Can someone please explain to me what happens inside an interrupt service routine (although it depends upon specific routine, a general explanation is enough)? This always used be a black box for me.
There is a good wikipedia page on interrupt handlers.
"An interrupt handler, also known as an interrupt service routine (ISR), is a callback subroutine in an operating system or device driver whose execution is triggered by the reception of an interrupt. Interrupt handlers have a multitude of functions, which vary based on the reason the interrupt was generated and the speed at which the Interrupt Handler completes its task."

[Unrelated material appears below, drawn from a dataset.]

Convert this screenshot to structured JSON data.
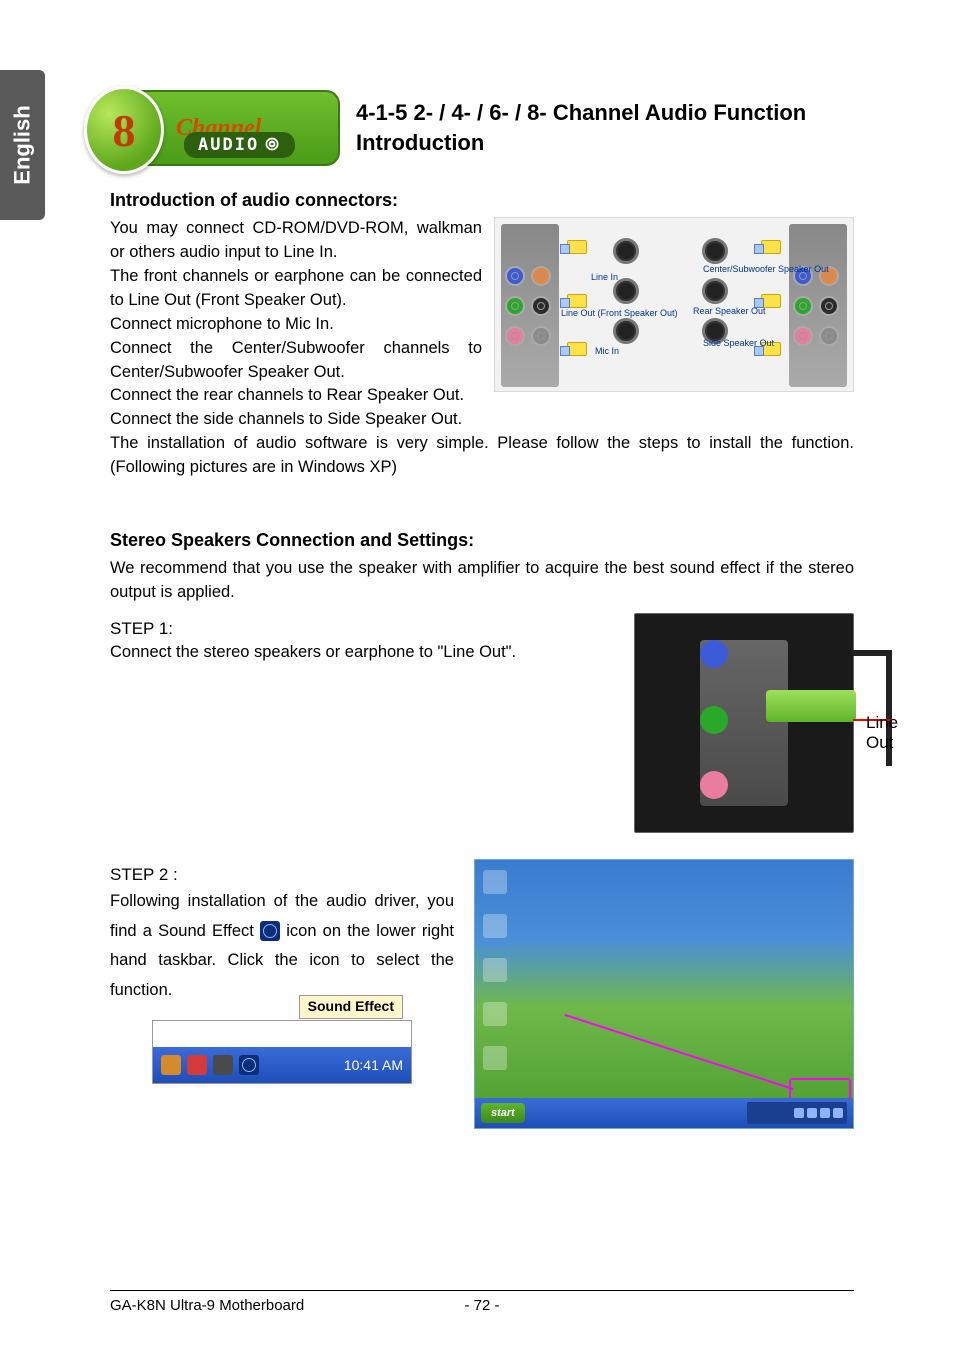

Basically when a piece of hardware (a hardware interrupt) or some OS task (software interrupt) needs to run it triggers an interrupt. If these interrupts aren't masked (ignored) the OS will stop what it's doing and call some special code to handle this new event.

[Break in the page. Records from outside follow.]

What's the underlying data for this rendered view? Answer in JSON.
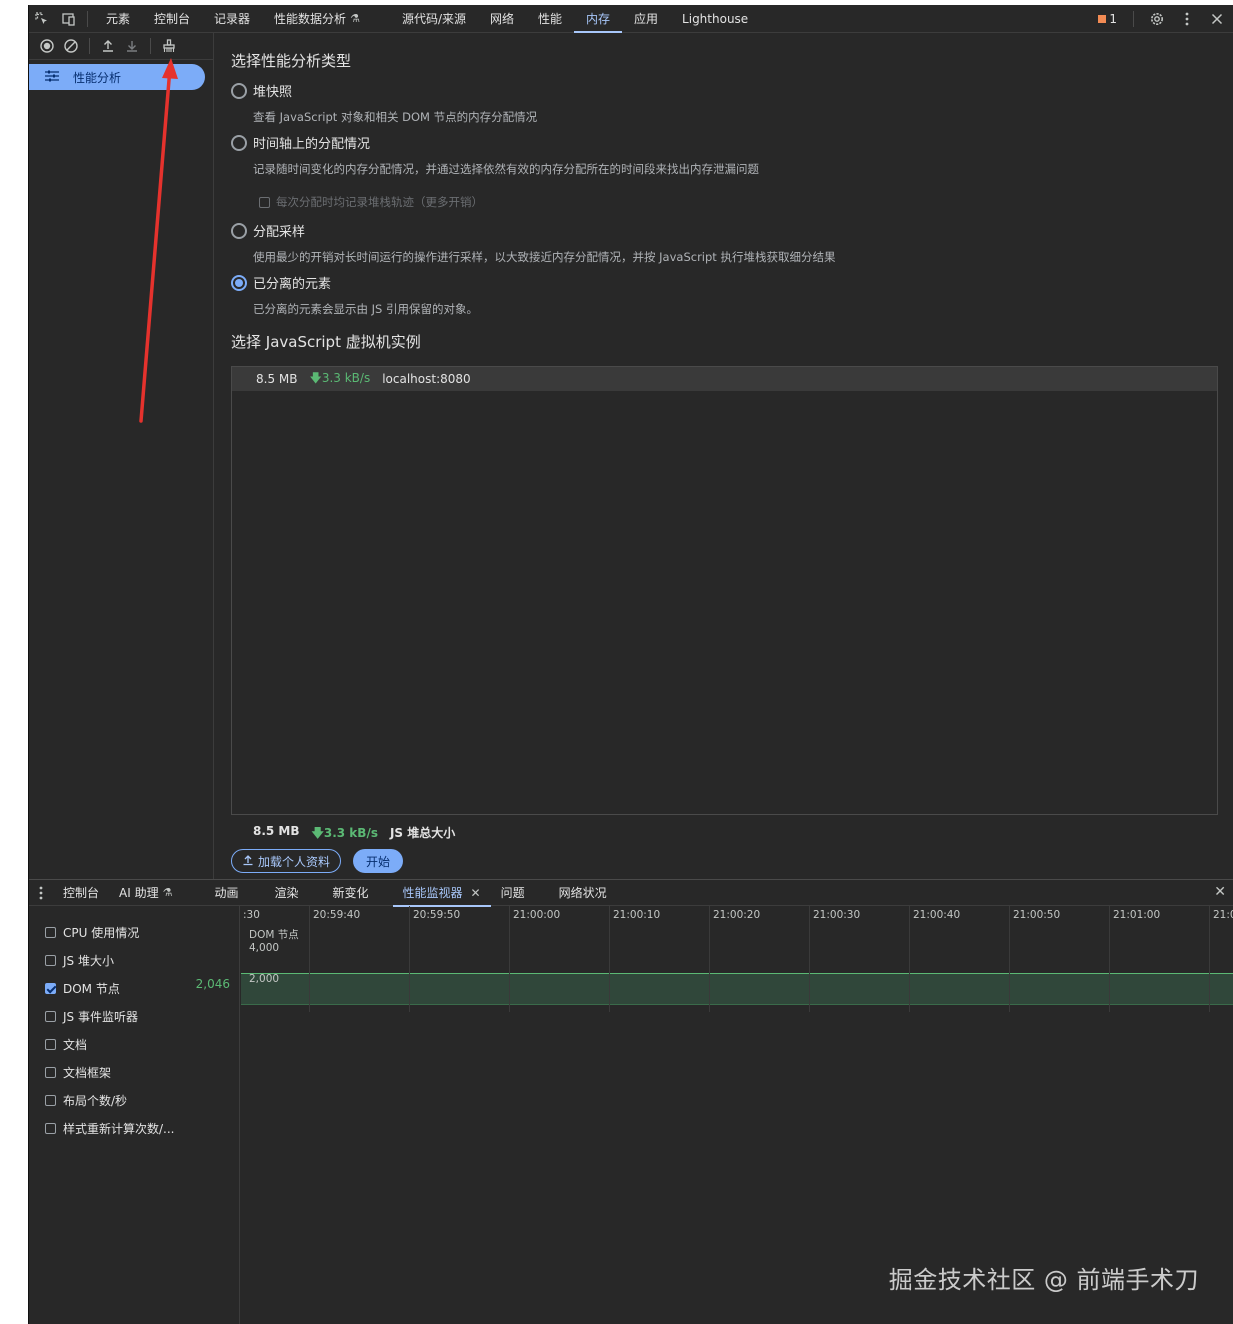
{
  "topbar": {
    "tabs": [
      {
        "label": "元素"
      },
      {
        "label": "控制台"
      },
      {
        "label": "记录器"
      },
      {
        "label": "性能数据分析"
      },
      {
        "label": "源代码/来源"
      },
      {
        "label": "网络"
      },
      {
        "label": "性能"
      },
      {
        "label": "内存"
      },
      {
        "label": "应用"
      },
      {
        "label": "Lighthouse"
      }
    ],
    "active_tab": "内存",
    "issues_count": "1"
  },
  "sidebar": {
    "item_label": "性能分析"
  },
  "main": {
    "profile_type_title": "选择性能分析类型",
    "options": [
      {
        "label": "堆快照",
        "desc": "查看 JavaScript 对象和相关 DOM 节点的内存分配情况"
      },
      {
        "label": "时间轴上的分配情况",
        "desc": "记录随时间变化的内存分配情况，并通过选择依然有效的内存分配所在的时间段来找出内存泄漏问题"
      },
      {
        "label": "分配采样",
        "desc": "使用最少的开销对长时间运行的操作进行采样，以大致接近内存分配情况，并按 JavaScript 执行堆栈获取细分结果"
      },
      {
        "label": "已分离的元素",
        "desc": "已分离的元素会显示由 JS 引用保留的对象。"
      }
    ],
    "stack_trace_option": "每次分配时均记录堆栈轨迹（更多开销）",
    "selected_option": "已分离的元素",
    "vm_title": "选择 JavaScript 虚拟机实例",
    "vm_instance": {
      "heap": "8.5 MB",
      "rate": "3.3 kB/s",
      "host": "localhost:8080"
    },
    "footer": {
      "heap": "8.5 MB",
      "rate": "3.3 kB/s",
      "label": "JS 堆总大小"
    },
    "load_button": "加载个人资料",
    "start_button": "开始"
  },
  "drawer": {
    "tabs": [
      {
        "label": "控制台"
      },
      {
        "label": "AI 助理"
      },
      {
        "label": "动画"
      },
      {
        "label": "渲染"
      },
      {
        "label": "新变化"
      },
      {
        "label": "性能监视器"
      },
      {
        "label": "问题"
      },
      {
        "label": "网络状况"
      }
    ],
    "active_tab": "性能监视器",
    "metrics": [
      {
        "label": "CPU 使用情况",
        "checked": false,
        "value": ""
      },
      {
        "label": "JS 堆大小",
        "checked": false,
        "value": ""
      },
      {
        "label": "DOM 节点",
        "checked": true,
        "value": "2,046"
      },
      {
        "label": "JS 事件监听器",
        "checked": false,
        "value": ""
      },
      {
        "label": "文档",
        "checked": false,
        "value": ""
      },
      {
        "label": "文档框架",
        "checked": false,
        "value": ""
      },
      {
        "label": "布局个数/秒",
        "checked": false,
        "value": ""
      },
      {
        "label": "样式重新计算次数/...",
        "checked": false,
        "value": ""
      }
    ],
    "graph": {
      "series_label": "DOM 节点",
      "y_ticks": [
        "4,000",
        "2,000"
      ],
      "time_labels": [
        ":30",
        "20:59:40",
        "20:59:50",
        "21:00:00",
        "21:00:10",
        "21:00:20",
        "21:00:30",
        "21:00:40",
        "21:00:50",
        "21:01:00",
        "21:0"
      ]
    }
  },
  "watermark": "掘金技术社区 @ 前端手术刀",
  "colors": {
    "background": "#282828",
    "accent": "#7cacf8",
    "green": "#5bb974",
    "annotation_arrow": "#e5322d"
  }
}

One good example is reading from a hard drive. The drive is slow and you don't want your OS to wait for the data to come back; you want the OS to go and do other things. So you set up the system so that when the disk has the data requested, it raises an interrupt. In the interrupt service routine for the disk the CPU will take the data that is now ready and will return it to the requester.
ISRs often need to happen quickly as the hardware can have a limited buffer, which will be overwritten by new data if the older data is not pulled off quickly enough.

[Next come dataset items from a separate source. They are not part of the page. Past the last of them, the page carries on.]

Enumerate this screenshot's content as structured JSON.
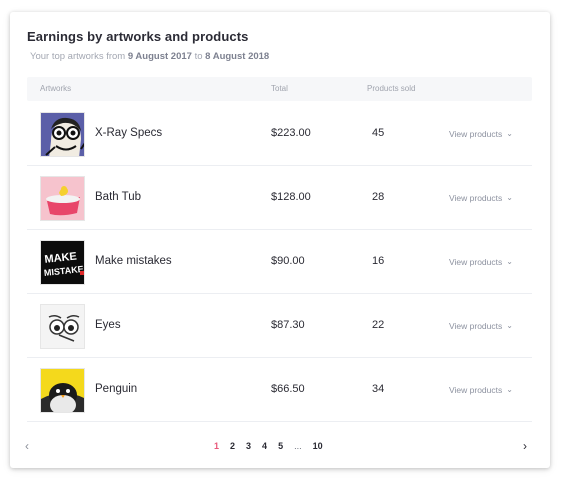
{
  "header": {
    "title": "Earnings by artworks and products",
    "subtitle_prefix": "Your top artworks from",
    "date_from": "9 August 2017",
    "subtitle_mid": "to",
    "date_to": "8 August 2018"
  },
  "table": {
    "columns": [
      "Artworks",
      "Total",
      "Products sold"
    ],
    "rows": [
      {
        "name": "X-Ray Specs",
        "total": "$223.00",
        "sold": "45",
        "action": "View products"
      },
      {
        "name": "Bath Tub",
        "total": "$128.00",
        "sold": "28",
        "action": "View products"
      },
      {
        "name": "Make mistakes",
        "total": "$90.00",
        "sold": "16",
        "action": "View products"
      },
      {
        "name": "Eyes",
        "total": "$87.30",
        "sold": "22",
        "action": "View products"
      },
      {
        "name": "Penguin",
        "total": "$66.50",
        "sold": "34",
        "action": "View products"
      }
    ],
    "thumbnail_texts": {
      "make_mistakes": "MAKE MISTAKES"
    }
  },
  "pagination": {
    "pages": [
      "1",
      "2",
      "3",
      "4",
      "5",
      "...",
      "10"
    ],
    "current": "1",
    "prev_icon": "chevron-left-icon",
    "next_icon": "chevron-right-icon"
  },
  "colors": {
    "accent": "#e8587a",
    "header_bg": "#f6f7f9",
    "muted_text": "#a3a7b2"
  }
}
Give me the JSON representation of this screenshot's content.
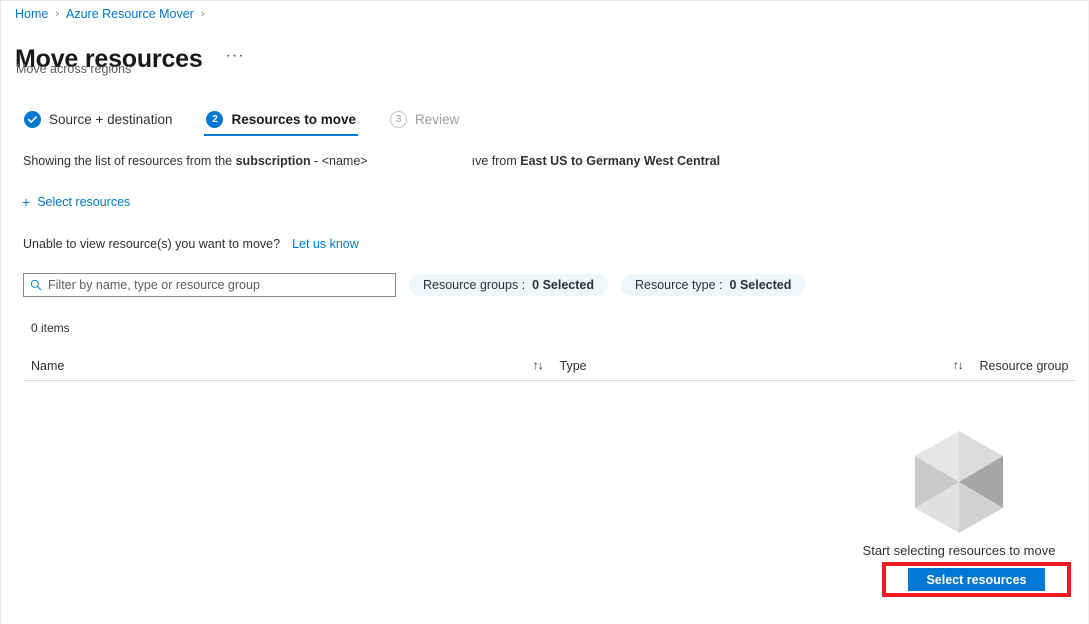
{
  "breadcrumb": {
    "items": [
      {
        "label": "Home"
      },
      {
        "label": "Azure Resource Mover"
      }
    ],
    "separator": "›"
  },
  "header": {
    "title": "Move resources",
    "more_label": "···",
    "subtitle": "Move across regions"
  },
  "wizard": {
    "steps": [
      {
        "badge": "✓",
        "label": "Source + destination",
        "state": "done"
      },
      {
        "badge": "2",
        "label": "Resources to move",
        "state": "active"
      },
      {
        "badge": "3",
        "label": "Review",
        "state": "disabled"
      }
    ]
  },
  "info": {
    "prefix": "Showing the list of resources from the ",
    "bold_subscription": "subscription",
    "middle": " - <name>",
    "suffix_lead": "ıve from ",
    "bold_regions": "East US to Germany West Central"
  },
  "commands": {
    "select_resources_plus": "+",
    "select_resources": "Select resources"
  },
  "help": {
    "question": "Unable to view resource(s) you want to move?",
    "link": "Let us know"
  },
  "filters": {
    "search_placeholder": "Filter by name, type or resource group",
    "search_value": "",
    "pills": [
      {
        "key": "Resource groups :",
        "value": "0 Selected"
      },
      {
        "key": "Resource type :",
        "value": "0 Selected"
      }
    ]
  },
  "grid": {
    "item_count": "0 items",
    "sort_glyph": "↑↓",
    "columns": [
      {
        "header": "Name"
      },
      {
        "header": "Type"
      },
      {
        "header": "Resource group"
      }
    ],
    "rows": []
  },
  "empty_state": {
    "message": "Start selecting resources to move",
    "button_label": "Select resources"
  },
  "colors": {
    "accent": "#0078d4",
    "link": "#0078d4",
    "pill_bg": "#eff6fc",
    "highlight": "#ec1c24",
    "text": "#323130",
    "muted": "#605e5c",
    "disabled": "#a19f9d"
  }
}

It's also important to have your ISR complete quickly as while the CPU is servicing one ISR other interrupts will be masked, which means if the CPU can't get to them quickly enough data can be lost.
Minimal 16-bit example
The best way to understand is to make some minimal examples yourself.
First learn how to create a minimal bootloader OS and run it on QEMU and real hardware as I've explained here: https://stackoverflow.com/a/32483545/895245
Now you can run in 16-bit real mode:
movw $handler0, 0x00
mov %cs, 0x02
movw $handler1, 0x04
mov %cs, 0x06
int $0
int $1
hlt
handler0:
/* Do 0. */
iret
handler1:
/* Do 1. */
iret
This would do in order:
Do 0.
Do 1.
hlt: stop executing
Note how the processor looks for the first handler at address 0, and the second one at 4: that is a table of handlers called the IVT, and each entry has 4 bytes.
Minimal example that does some IO to make handlers visible.
Protected mode
Modern operating systems run in the so called protected mode.
The handling has more options in this mode, so it is more complex, but the spirit is the same.
Minimal example
See also
Related question: What does "int 0x80" mean in assembly code?
While the 8086 is executing a program an interrupt breaks the normal sequence of execution of instruction, divert its execution to some other program called interrupt service Routine (ISR). after executing, control return the back again to the main program.
An interrupt is used to cause a temporary halt in the execution of program. Microprocessor responds to the interrupt service routine, which is short program or subroutine that instruct the microprocessor on how to handle the interrupt.